メディアでは今でも social distancing(ソーシャル ディスタンシング)の方法や必要性について活発な議論が行われています。ニューヨーカーが皆マスクを着けて、2メートル間隔を開けてスーパーで列を作る光景も、最初は異様に感じましたが、今では普通の光景になりました。
 一部の地域では、メンタルヘルスの観点や一人で住む高齢の方を安全にサポートする方法として、家にこもって社会との関係を断ち切った生活を送るのではなく、
「バブル」といって、共通のルールを守る小さいグループを作り、社会性を保つ方法も模索されています。
 当分は続くであろうコロナウイルスとの共生のためには、一人ひとりがただ恐れるのではなく、知恵と工夫で社会性を保ちつつ、冷静に自分の行動に責任を持つ事が何より重要だと考えます。
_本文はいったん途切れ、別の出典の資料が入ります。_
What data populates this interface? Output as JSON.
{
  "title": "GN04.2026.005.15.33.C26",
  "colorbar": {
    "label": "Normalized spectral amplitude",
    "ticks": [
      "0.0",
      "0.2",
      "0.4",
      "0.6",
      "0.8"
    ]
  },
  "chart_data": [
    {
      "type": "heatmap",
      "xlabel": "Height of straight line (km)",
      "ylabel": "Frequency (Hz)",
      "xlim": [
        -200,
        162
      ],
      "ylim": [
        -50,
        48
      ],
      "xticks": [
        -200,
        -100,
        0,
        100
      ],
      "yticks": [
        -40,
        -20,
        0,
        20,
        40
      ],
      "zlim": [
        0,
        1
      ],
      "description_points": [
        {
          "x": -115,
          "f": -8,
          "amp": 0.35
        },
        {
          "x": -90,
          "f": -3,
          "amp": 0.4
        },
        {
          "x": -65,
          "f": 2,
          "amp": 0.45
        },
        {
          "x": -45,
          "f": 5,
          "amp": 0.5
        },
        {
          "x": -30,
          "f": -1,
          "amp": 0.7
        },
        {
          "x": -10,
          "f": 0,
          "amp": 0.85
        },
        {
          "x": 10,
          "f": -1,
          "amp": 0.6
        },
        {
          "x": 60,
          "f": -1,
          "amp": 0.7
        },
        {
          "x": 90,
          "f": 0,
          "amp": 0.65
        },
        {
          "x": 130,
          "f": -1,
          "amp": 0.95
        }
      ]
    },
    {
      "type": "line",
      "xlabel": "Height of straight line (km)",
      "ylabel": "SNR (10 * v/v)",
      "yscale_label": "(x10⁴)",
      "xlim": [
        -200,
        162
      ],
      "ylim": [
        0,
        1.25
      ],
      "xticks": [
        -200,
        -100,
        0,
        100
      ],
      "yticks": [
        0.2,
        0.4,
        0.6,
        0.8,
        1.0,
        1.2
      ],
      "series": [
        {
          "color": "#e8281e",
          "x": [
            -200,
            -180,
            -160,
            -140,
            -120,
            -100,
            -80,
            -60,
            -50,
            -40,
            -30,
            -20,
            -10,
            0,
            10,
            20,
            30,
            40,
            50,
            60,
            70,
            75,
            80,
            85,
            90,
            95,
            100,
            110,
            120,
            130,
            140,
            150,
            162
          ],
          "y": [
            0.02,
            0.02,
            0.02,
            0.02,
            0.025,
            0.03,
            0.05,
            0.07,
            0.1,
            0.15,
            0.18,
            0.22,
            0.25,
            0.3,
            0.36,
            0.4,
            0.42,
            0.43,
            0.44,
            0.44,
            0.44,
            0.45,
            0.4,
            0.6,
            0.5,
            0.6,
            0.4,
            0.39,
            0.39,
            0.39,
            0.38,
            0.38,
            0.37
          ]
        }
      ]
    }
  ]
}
 治療薬やワクチンの一日も早い実用化が待たれるところですが、残念ながら楽観できる状態にあるとは言えません。第二波に備え、検査体制の充実と感染者隔離の体制を整える事が必要だと思います。

 ニューヨークの医療従事者の一人として今回の経験を活かし、医療体制の充実の必要性を強く提言し、医療崩壊だけは絶対に避けなくてはいけないと痛感しています。